Helen Tursten, Night Rounds (2012)

Goodreads meta-data is 336 pages, rated 3.78 by 2817 litizens.  

Genre: krimi

Verdict: meticiulous  

Inspector Irene Huss is on the job after a nurse is murdered in a private hospital.  This is the second instalment in the series following ‘Detective Inspector’ Huss (2004).  As the police go to work the staff of the hospital, its owners, the medical consultants, patients and their visitors are questioned, and the interstices of the nineteenth century building are examined.  Tursten knows this world well from her earlier career as a nurse.  

What follow is a police procedural rich in the locale both the city of Göteborg and of the hospital. Its principal owner is the surgeon in chief, who has a trophy wife and the debts to prove it.  It is February and the freezing rain becomes a pivotal character in the plot.  When the temperature rises to freezing, it is cause for smiles, but when it rains and then freezes again, there are no more smiles but plenty of black ice.    

There is a split among the nurses, some have been working at this hospital since it was owned by the surgeon’s father, and others are twenty year old contractors who come and go.  The old guard nurses are loyal to the past, including its ghost, and the contractors just want to get paid. Ghosts or not, there are some haunted characters in this hospital of Otranto.  

Even as Huss and the team investigate more murderers occur that may be related or may not.  Along the way we see street people who have long since become non-persons to the social services, some faked qualifications that no one has the time or interest to check, and Huss herself is so preoccupied with things at home (two teenage children, a dog, and a husband in that order of priority) that she makes mistakes.  

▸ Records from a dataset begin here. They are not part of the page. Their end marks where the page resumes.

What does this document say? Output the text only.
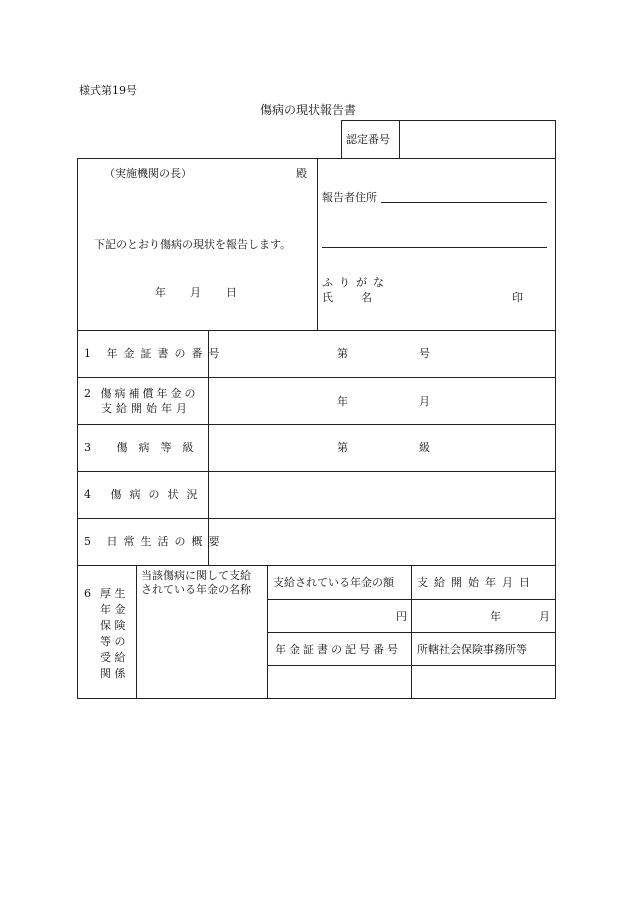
様式第19号
傷病の現状報告書
認定番号
（実施機関の長）	殿
下記のとおり傷病の現状を報告します。
年 月 日
報告者住所
ふりがな
氏名	印
1 年金証書の番号	第	号
2 傷病補償年金の
支給開始年月
年	月
3 傷病等級	第	級
4 傷病の状況
5 日常生活の概要
6 厚 生
年 金
保 険
等 の
受 給
関 係
当該傷病に関して支給
されている年金の名称
支給されている年金の額 支給開始年月日
円	年	月
年金証書の記号番号 所轄社会保険事務所等
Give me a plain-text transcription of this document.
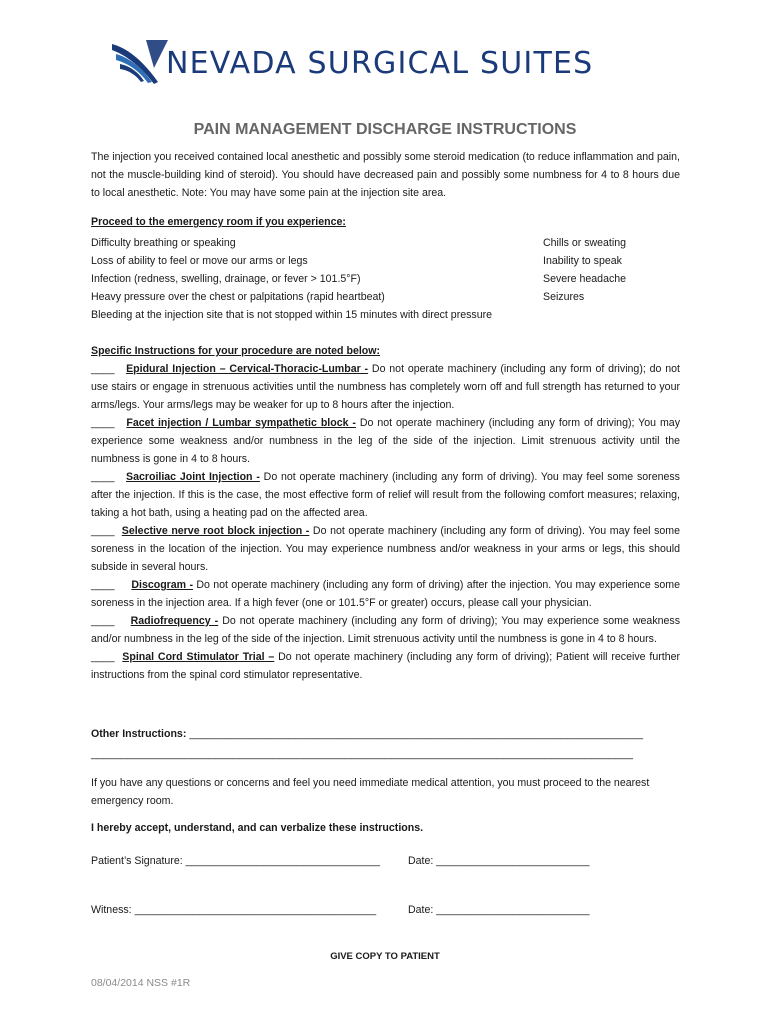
NEVADA SURGICAL SUITES
PAIN MANAGEMENT DISCHARGE INSTRUCTIONS

The injection you received contained local anesthetic and possibly some steroid medication (to reduce inflammation and pain, not the muscle-building kind of steroid). You should have decreased pain and possibly some numbness for 4 to 8 hours due to local anesthetic. Note: You may have some pain at the injection site area.

Proceed to the emergency room if you experience:
Difficulty breathing or speaking
Loss of ability to feel or move our arms or legs
Infection (redness, swelling, drainage, or fever > 101.5°F)
Heavy pressure over the chest or palpitations (rapid heartbeat)
Bleeding at the injection site that is not stopped within 15 minutes with direct pressure
Chills or sweating
Inability to speak
Severe headache
Seizures
Specific Instructions for your procedure are noted below:

____ Epidural Injection – Cervical-Thoracic-Lumbar - Do not operate machinery (including any form of driving); do not use stairs or engage in strenuous activities until the numbness has completely worn off and full strength has returned to your arms/legs. Your arms/legs may be weaker for up to 8 hours after the injection.

____ Facet injection / Lumbar sympathetic block - Do not operate machinery (including any form of driving); You may experience some weakness and/or numbness in the leg of the side of the injection. Limit strenuous activity until the numbness is gone in 4 to 8 hours.

____ Sacroiliac Joint Injection - Do not operate machinery (including any form of driving). You may feel some soreness after the injection. If this is the case, the most effective form of relief will result from the following comfort measures; relaxing, taking a hot bath, using a heating pad on the affected area.

____ Selective nerve root block injection - Do not operate machinery (including any form of driving). You may feel some soreness in the location of the injection. You may experience numbness and/or weakness in your arms or legs, this should subside in several hours.

____ Discogram - Do not operate machinery (including any form of driving) after the injection. You may experience some soreness in the injection area. If a high fever (one or 101.5°F or greater) occurs, please call your physician.

____ Radiofrequency - Do not operate machinery (including any form of driving); You may experience some weakness and/or numbness in the leg of the side of the injection. Limit strenuous activity until the numbness is gone in 4 to 8 hours.

____ Spinal Cord Stimulator Trial – Do not operate machinery (including any form of driving); Patient will receive further instructions from the spinal cord stimulator representative.

Other Instructions: _____________________________________________________________________________
____________________________________________________________________________________________
If you have any questions or concerns and feel you need immediate medical attention, you must proceed to the nearest emergency room.
I hereby accept, understand, and can verbalize these instructions.
Patient’s Signature: _________________________________	Date: __________________________
Witness: _________________________________________	Date: __________________________
GIVE COPY TO PATIENT
08/04/2014 NSS #1R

While her immediate superior tries hard, his roots are in the old school when women made the coffee and they show through, but Huss grits her teeth and bears it.  Both that such sexism is present and that Huss ignores it, riles some GoodReads reviewers who qualify for the Snow Flake Award.  Curiously one such writer condemns the books as easily forgotten and then dwells on this sexism in detail.  It seems the writer both forgot the book and remembered it. Take that Aristotle, a thing can be itself and not at the same time. So much for the law of the excluded middle. 

I have also read ‘Fire Dance’ (2014) and liked it.

Helen Tursten, An Elderly Lady up to No Good (2018).

Goodreads meta-data is 173 pages, rated 3.85 by 2859 litizens.  

Genre: Krimi

Verdict: Predicable. 

A Swedish widow in Götenborg, the eighty-eight year old Maud, lives in an enormous, inherited flat that is the envy of many. She appears harmless and helpless, yet she is in fact irascible and deft at turning the perceptions and prejudices about elderly ladies against others in five loosely linked stories (or is it incidents) in the collection.  The covetous neighbour is bamboozled and strung up by her own mobile, the aggressive tourist got stuck in the wrong place by a knitting needle, an antique dealer trying to con her out of her belongings finds himself no longer growing old – and so on.  Maud leaves a string of bodies behind her.

When Inspector Irene Huss (there is an in-joke here) notices that Maud’s name keeps coming up on reports about these deaths, she smiles and moves on.  What could a harmless and helpless old woman do anyway.  Why nothing at all.  

Except…!  

While the stories were repetitive, Tursten’s afterword about the stimulating challenge to write about a perpetrator rather than a plod was charming, but not quite in proportion to the reading it took to get there.